Earlier this year, the media reported that the situation in Quebec emergency rooms had improved in 2018-2019.(1) Yet when we take a closer look at the Department of Health and Social Services data, we see that the opposite has happened, despite a reduction in the number of patient visits.​

The Fake Drop in 2017-2018

The media have long measured emergency room wait times using the average length of stay. In the 2017-2018 fiscal year, the average stay for patients on stretchers showed an impressive decline of nearly two hours. As for the average ambulatory patient stay, it had increased by eight minutes. Altogether, the average length of stay for patients having visited an emergency room was down almost half an hour. As for the number of stays exceeding 48 hours, it had fallen by half.(2)

By using the median length of stay, however, the reality was somewhat different. The reduction of nearly two hours for patients on stretchers became a gain of around twenty minutes (from 9.5 hours to 9.2 hours). The reduction of a half hour for all patients combined became a slight increase (from 4.4 hours to 4.5 hours). Why use the median rather than the average? Because it is less influenced by the extremes and more representative of patients’ experience.(3) For example, a substantial reduction in very long emergency room stays could have a large effect on the average, but would not change the reality of patients who spend five or ten hours there.

That seems to be what happened in 2017-2018. Moreover, the reduction in the number of stays of more than 48 hours was due at least in part to moving patients out of the emergency room, not to more timely care.(4) Nonetheless, one could hope that a downward trend had begun.

Increases across the Board in 2018-2019

In 2018-2019, the picture is clearer: All measures are worsening. The median length of stay for patients on stretchers increased by 14 minutes (to 9.4 hours), erasing a good part of last year’s reduction. It increased by two minutes (to 3.3 hours) for ambulatory patients, and by five minutes (to 4.6 hours) for all patients combined. Indeed, despite some fluctuations, the median length of stay for patients on stretchers is the same as it was fifteen years ago, while for ambulatory patients, it has increased by 50%.(5) In many Quebec hospitals, especially in Montreal and in the neighbouring communities to the north and south, stays of ten or twelve hours for an infection or minor injury are not uncommon.(6)

The situation is not better for the number of very long stays, which has started increasing again after last year’s spectacular (but artificial) reduction. Some 221,151

patients waited more than 24 hours before being hospitalized or returning home last year, a 6.1% increase in one year, while 36,199 patients remained on a stretcher for more than 48 hours, a 21% increase.(7)

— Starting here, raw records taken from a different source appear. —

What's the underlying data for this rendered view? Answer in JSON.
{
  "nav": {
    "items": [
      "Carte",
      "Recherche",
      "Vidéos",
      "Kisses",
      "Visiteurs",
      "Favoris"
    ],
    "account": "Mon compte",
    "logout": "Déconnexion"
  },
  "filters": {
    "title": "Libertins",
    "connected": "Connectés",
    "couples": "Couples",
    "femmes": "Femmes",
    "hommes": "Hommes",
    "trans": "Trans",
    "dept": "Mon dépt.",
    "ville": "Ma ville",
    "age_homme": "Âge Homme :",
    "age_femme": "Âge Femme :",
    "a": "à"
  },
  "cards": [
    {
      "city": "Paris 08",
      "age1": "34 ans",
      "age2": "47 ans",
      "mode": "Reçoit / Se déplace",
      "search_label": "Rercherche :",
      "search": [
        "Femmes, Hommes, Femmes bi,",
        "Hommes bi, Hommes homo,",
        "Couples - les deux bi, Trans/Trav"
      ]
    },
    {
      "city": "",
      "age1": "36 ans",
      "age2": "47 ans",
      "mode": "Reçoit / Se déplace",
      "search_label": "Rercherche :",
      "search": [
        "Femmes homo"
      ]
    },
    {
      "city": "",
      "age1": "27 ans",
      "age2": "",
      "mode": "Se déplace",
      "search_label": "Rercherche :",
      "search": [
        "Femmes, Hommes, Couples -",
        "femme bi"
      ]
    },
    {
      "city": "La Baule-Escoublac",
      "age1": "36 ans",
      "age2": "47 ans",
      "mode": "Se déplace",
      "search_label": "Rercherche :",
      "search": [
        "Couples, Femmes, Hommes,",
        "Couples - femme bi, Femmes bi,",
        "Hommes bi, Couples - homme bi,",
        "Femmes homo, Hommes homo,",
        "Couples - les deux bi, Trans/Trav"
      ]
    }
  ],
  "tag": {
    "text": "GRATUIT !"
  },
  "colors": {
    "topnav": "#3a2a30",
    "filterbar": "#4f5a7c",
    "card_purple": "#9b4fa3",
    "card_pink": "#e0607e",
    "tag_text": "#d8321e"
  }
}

Most worrisome, both from a public policy and from a patient’s point of view, is that these increases occurred while, for the first time in many years, the total number of emergency room visits decreased, by 1.7% (see Figure 1).(8) It’s not that the clientele deteriorated, either: The number of patients aged 75 and over increased (1.7%), but less than in previous years (4.9% and 5.9%). And the number of more urgent cases continued to fall (Priority 1), or increased less than before (Priorities 2 and 3).(9)

Figure 1

The public administration of hospitals seems to have reached its limits, and our health care system’s chronic problems seem to have worsened. To the delays that earn Quebec last place in the Western world(10) have been added staff shortages leading to overwork, and to new shortages, all against a background of mandatory overtime.(11)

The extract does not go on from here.